再来看SortedSetDocValuesFacetCounts 做了什么:
SortedSetDocValues 的初始话过程主要就是每个term的频率统计,深入看看segValues的查找每个term的结构:
最后看归并的过程:
到此所有的SortedSetDocValues 查找和索引都基本分析完结了。
//SimpleSortedSetFacetsExample
private List<FacetResult> search() throws IOException {
DirectoryReader indexReader = DirectoryReader.open(indexDir);
IndexSearcher searcher = new IndexSearcher(indexReader);
/**建立SortedSetDocValuesReader 实例,并且将SortedSetDocValues 做了一部分预处理*/
SortedSetDocValuesReaderState state = new DefaultSortedSetDocValuesReaderState(indexReader);
// Aggregatses the facet counts
FacetsCollector fc = new FacetsCollector();
// MatchAllDocsQuery is for "browsing" (counts facets
// for all non-deleted docs in the index); normally
// you'd use a "normal" query:
//先对所有的文档进行搜索,拿出所有的文档id,再来进行facet
FacetsCollector.search(searcher, new MatchAllDocsQuery(), 10, fc);
// Retrieve results
//对每个文档的$facets field 值进行统计
Facets facets = new SortedSetDocValuesFacetCounts(state, fc);
List<FacetResult> results = new ArrayList<>();
//开始对特定条件的facet进行归并
results.add(facets.getTopChildren(10, "Author"));
results.add(facets.getTopChildren(10, "Publish Year"));
indexReader.close();
return results;
}
先看看SortedSetDocValuesReaderState 都做了什么?
/** Creates this, pulling doc values from the specified
* field. */
public DefaultSortedSetDocValuesReaderState(IndexReader reader, String field) throws IOException {
this.field = field;
this.origReader = reader;
// We need this to create thread-safe MultiSortedSetDV
// per collector:
topReader = SlowCompositeReaderWrapper.wrap(reader);
/**读取上章存储的数据字典集主要包括上章提及的OrdMap,ordinalCountsm,OrdinalIndex*/
SortedSetDocValues dv = topReader.getSortedSetDocValues(field);
if (dv == null) {
throw new IllegalArgumentException("field \"" + field + "\" was not indexed with SortedSetDocValues");
}
if (dv.getValueCount() > Integer.MAX_VALUE) {
throw new IllegalArgumentException("can only handle valueCount < Integer.MAX_VALUE; got " + dv.getValueCount());
}
//已经存储多少个docvalues(去重)
valueCount = (int) dv.getValueCount();
// TODO: we can make this more efficient if eg we can be
// "involved" when OrdinalMap is being created?
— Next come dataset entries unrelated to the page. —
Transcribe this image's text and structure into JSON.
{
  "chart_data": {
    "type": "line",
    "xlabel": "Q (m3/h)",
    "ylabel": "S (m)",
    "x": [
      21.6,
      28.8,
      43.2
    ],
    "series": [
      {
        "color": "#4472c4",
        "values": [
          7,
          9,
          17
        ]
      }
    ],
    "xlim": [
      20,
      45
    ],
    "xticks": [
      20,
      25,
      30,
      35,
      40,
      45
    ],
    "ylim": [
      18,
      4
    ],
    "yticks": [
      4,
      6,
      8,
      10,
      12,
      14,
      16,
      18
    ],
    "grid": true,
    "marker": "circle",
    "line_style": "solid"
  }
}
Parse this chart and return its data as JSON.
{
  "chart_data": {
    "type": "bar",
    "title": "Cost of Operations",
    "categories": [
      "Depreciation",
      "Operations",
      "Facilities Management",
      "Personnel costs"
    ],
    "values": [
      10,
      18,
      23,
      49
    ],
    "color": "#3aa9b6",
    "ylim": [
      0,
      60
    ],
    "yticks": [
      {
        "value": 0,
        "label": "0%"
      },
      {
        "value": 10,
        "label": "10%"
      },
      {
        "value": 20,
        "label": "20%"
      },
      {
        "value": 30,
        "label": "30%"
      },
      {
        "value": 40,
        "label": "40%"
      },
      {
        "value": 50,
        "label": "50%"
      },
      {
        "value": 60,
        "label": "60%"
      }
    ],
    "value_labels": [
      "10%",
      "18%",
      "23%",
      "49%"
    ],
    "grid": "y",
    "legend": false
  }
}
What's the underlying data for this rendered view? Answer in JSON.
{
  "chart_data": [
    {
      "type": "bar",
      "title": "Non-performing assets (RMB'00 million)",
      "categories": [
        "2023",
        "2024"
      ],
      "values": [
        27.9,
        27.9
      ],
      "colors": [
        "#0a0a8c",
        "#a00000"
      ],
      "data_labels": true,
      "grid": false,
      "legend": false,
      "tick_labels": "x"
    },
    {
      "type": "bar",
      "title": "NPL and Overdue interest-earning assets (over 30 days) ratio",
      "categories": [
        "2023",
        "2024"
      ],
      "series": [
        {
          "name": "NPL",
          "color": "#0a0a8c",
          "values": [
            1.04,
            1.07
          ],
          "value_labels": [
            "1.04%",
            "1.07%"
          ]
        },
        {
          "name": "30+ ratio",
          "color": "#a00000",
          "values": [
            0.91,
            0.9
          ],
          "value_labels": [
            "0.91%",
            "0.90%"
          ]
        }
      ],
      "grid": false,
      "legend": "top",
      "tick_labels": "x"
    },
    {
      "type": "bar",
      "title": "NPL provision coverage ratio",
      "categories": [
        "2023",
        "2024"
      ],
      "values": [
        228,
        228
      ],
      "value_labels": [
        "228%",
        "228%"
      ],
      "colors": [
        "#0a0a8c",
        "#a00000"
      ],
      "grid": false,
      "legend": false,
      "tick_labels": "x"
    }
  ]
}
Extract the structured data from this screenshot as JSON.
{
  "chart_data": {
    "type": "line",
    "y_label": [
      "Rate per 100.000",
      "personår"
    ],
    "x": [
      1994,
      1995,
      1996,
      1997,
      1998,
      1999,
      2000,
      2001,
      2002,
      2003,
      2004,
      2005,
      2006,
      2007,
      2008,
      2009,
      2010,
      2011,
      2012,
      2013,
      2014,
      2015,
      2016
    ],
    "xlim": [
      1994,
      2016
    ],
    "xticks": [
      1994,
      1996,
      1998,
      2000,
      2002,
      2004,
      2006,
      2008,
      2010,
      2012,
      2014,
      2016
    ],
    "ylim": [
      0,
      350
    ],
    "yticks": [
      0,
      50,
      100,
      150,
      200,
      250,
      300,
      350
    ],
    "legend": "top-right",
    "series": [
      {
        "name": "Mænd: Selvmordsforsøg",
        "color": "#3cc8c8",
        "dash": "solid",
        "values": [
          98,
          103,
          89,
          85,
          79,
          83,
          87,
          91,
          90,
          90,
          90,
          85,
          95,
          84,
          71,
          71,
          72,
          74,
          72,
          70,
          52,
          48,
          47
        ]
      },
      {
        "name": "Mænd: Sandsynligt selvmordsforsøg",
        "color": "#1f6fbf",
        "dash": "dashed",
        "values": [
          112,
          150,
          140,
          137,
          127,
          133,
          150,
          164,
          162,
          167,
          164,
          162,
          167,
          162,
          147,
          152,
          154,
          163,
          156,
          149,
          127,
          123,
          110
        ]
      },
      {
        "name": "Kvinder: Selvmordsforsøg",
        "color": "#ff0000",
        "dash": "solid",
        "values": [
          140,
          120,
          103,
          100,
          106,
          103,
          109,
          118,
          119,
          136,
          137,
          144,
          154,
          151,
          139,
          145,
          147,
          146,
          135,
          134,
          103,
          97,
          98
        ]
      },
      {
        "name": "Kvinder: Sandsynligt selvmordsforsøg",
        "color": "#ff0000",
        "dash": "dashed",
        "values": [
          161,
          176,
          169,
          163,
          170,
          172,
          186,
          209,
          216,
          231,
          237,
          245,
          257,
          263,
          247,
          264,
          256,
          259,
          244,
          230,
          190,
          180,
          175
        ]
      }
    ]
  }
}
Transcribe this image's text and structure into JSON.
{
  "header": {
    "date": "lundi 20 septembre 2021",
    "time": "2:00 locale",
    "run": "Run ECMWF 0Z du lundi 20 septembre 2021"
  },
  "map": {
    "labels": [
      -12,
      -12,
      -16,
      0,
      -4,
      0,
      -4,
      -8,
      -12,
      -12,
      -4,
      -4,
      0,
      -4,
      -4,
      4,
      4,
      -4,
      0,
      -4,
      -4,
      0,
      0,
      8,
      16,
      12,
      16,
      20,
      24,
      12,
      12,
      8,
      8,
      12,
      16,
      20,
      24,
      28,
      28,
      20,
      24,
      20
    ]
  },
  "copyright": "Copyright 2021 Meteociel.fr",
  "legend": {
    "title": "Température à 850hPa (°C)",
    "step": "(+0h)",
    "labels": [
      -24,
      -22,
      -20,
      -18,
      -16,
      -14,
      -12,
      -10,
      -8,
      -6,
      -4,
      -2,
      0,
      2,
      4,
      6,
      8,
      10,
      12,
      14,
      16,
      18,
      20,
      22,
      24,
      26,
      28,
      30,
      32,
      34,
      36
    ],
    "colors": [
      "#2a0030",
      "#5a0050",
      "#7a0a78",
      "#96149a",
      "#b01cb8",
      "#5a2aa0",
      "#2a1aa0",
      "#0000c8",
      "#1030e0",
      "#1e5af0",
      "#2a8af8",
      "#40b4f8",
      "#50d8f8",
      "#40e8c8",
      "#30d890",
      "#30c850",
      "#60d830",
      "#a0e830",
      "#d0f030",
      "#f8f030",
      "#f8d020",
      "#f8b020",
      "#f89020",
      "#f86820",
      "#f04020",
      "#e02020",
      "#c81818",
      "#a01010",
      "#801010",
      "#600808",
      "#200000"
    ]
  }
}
Ie see
// each term/ord it's assigning as it goes...
String lastDim = null;
int startOrd = -1;
// TODO: this approach can work for full hierarchy?;
// TaxoReader can't do this since ords are not in
// "sorted order" ... but we should generalize this to
// support arbitrary hierarchy:
//循环查找所有存储的docvalues,确定同一个dim 在存储的binary的范围
for(int ord=0;ord<valueCount;ord++) {
final BytesRef term = dv.lookupOrd(ord);
String[] components = FacetsConfig.stringToPath(term.utf8ToString());
if (components.length != 2) {
throw new IllegalArgumentException("this class can only handle 2 level hierarchy (dim/value); got: " + Arrays.toString(components) + " " + term.utf8ToString());
}
if (!components[0].equals(lastDim)) {
if (lastDim != null) {
prefixToOrdRange.put(lastDim, new OrdRange(startOrd, ord-1));
}
startOrd = ord;
lastDim = components[0];
}
}
if (lastDim != null) {
prefixToOrdRange.put(lastDim, new OrdRange(startOrd, valueCount-1));
}
}
回想下前面讲过,所有的dim和label会拼接在一起生成一个长字符串存储,在例子中,用户一般是根据其自定义的dim来查找比如例子里面根据"Author" 或者"Publish Year"来查找,所以在读取term的的时候要确定前几个term是属于同一个dim(例如"Author"),prefixToOrdRange 就是为了确定每一个dim在所有的存储docvalues的范围,以便做后续统计。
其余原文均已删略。